Quinze ans après le crash au large des Comores d'un avion qu'elle exploitait, qui a coûté la vie à 152 personnes, la compagnie Yemenia Airways a été condamnée en appel mardi à Paris à l'amende maximale pour homicides involontaires.
La cour d'appel a confirmé le jugement du 14 septembre 2022, qui avait sanctionné l'entreprise yéménite d'une amende de 225.000 euros en lui imputant des « défaillances en lien certain avec l'accident ».
Le vol Yemenia 626 s'est abîmé dans l'océan Indien dans la nuit du 29 au 30 juin 2009, alors qu'il s'apprêtait à atterrir à l'aéroport de Moroni, capitale des Comores. La catastrophe a tué 11 membres d'équipage et 141 passagers, dont 65 Français, entrainant une enquête en France. Seule une enfant de 12 ans a survécu en restant agrippée à un débris d'avion pendant des heures dans la mer agitée.
Les investigations menées sur les boîtes noires, retrouvées fin août 2009 par 1.280 mètres de fond, ont permis de conclure que l'accident était dû à une série d'erreurs de pilotage, et la compagnie qui embauchait l'équipage a été mise en cause.
La présidente de la cour d'appel n'a pas détaillé les motivations de la décision: en première instance, le tribunal avait souligné que la compagnie n'aurait pas dû maintenir les vols de nuit en période estivale, où la météo était susceptible d'imposer une manœuvre d'atterrissage délicate alors que certains feux de l'aéroport ne fonctionnaient pas.
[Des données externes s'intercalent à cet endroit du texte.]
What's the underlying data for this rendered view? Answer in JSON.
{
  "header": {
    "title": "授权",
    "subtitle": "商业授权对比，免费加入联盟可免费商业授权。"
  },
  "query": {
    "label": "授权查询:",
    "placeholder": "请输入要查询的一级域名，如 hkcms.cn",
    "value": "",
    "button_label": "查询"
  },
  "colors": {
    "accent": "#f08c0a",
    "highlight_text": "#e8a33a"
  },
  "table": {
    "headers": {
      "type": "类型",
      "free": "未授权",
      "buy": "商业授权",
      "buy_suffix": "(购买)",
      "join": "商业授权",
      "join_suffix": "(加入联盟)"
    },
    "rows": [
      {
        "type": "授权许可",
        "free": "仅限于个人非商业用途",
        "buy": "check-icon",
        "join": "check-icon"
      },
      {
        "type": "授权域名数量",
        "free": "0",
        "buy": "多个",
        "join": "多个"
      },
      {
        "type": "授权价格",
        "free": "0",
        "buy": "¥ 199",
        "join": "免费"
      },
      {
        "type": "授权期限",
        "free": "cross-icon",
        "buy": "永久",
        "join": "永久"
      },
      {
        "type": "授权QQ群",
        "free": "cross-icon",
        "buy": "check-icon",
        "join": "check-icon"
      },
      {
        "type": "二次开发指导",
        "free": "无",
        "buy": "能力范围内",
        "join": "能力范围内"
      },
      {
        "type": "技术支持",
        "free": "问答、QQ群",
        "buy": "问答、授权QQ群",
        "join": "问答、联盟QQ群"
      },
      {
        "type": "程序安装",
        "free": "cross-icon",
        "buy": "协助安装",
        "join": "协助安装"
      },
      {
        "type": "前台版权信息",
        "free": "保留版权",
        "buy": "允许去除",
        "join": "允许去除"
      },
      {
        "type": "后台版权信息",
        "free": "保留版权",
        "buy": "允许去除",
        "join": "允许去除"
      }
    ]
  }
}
La juridiction avait aussi relevé l'affectation sur le vol d'un copilote ayant des « fragilités professionnelles ».
La cour d'appel a ajouté à cette condamnation une obligation d'affichage de la décision pendant deux mois dans les aéroports de Roissy et de Marseille.
La Yemenia Airways, qui a fait appel de sa condamnation en première instance, peut désormais former un pourvoi en cassation. Ses avocats n'ont pas souhaité s'exprimer mardi. « On est très satisfaits de cette décision qui confirme une évidence au regard des éléments matériels qu'il y avait dans le dossier », a réagi Me Roman Leibovici, l'un des avocats de l'association des proches des victimes.
« Aucune circonstance atténuante »
« C'est un travail de quinze ans qui aboutit aujourd'hui, en espérant que l'arrêt sera définitif parce qu'à chaque fois, c'est une nouvelle épreuve pour l'ensemble des ayants droit », a-t-il ajouté, évoquant les « moyens considérables » de la compagnie et de ses assureurs, « qui jusqu'à présent ont fait tout ce qui leur était possible pour retenir au maximum les indemnisations. »
La cour d'appel a suivi le parquet général qui a requis lors du deuxième procès en mars 2024 la confirmation du jugement, affirmant ne voir « aucune circonstance atténuante » pour l'entreprise. « Quelle que soit la peine que votre cour prononcera, elle paraîtra dérisoire au regard de leur souffrance », avait déclaré l'avocate générale, en faisant référence aux familles des victimes.
Ce second procès a été marqué, à nouveau, par le témoignage puissant de Bahia Bakari, 27 ans aujourd'hui, seule rescapée de la catastrophe. De nombreux proches des victimes s'étaient déplacés pour l'écouter. Comme en première instance, le banc des prévenus est resté vide. Seule différence: un dirigeant de la compagnie a été interrogé en visio-conférence, mais il n'a néanmoins pas été en mesure de répondre à la plupart des questions.
Lors de son ultime voyage, l'Airbus A310 transportait de nombreux Comoriens et Français d'origine comorienne se rendant dans l'archipel pour célébrer de « grands mariages », des cérémonies rassemblant des villages entiers.
Partis de Paris ou Marseille, les passagers avaient changé d'avion à Sanaa, au Yémen, pour embarquer dans un appareil plus vétuste. Ce fonctionnement et les conditions « exécrables » de vol sur la compagnie étaient dénoncés depuis des mois par une association, SOS Voyages aux Comores.
Les expertises judiciaires ont cependant conclu que l'état technique de l'avion n'était pas en cause dans l'accident.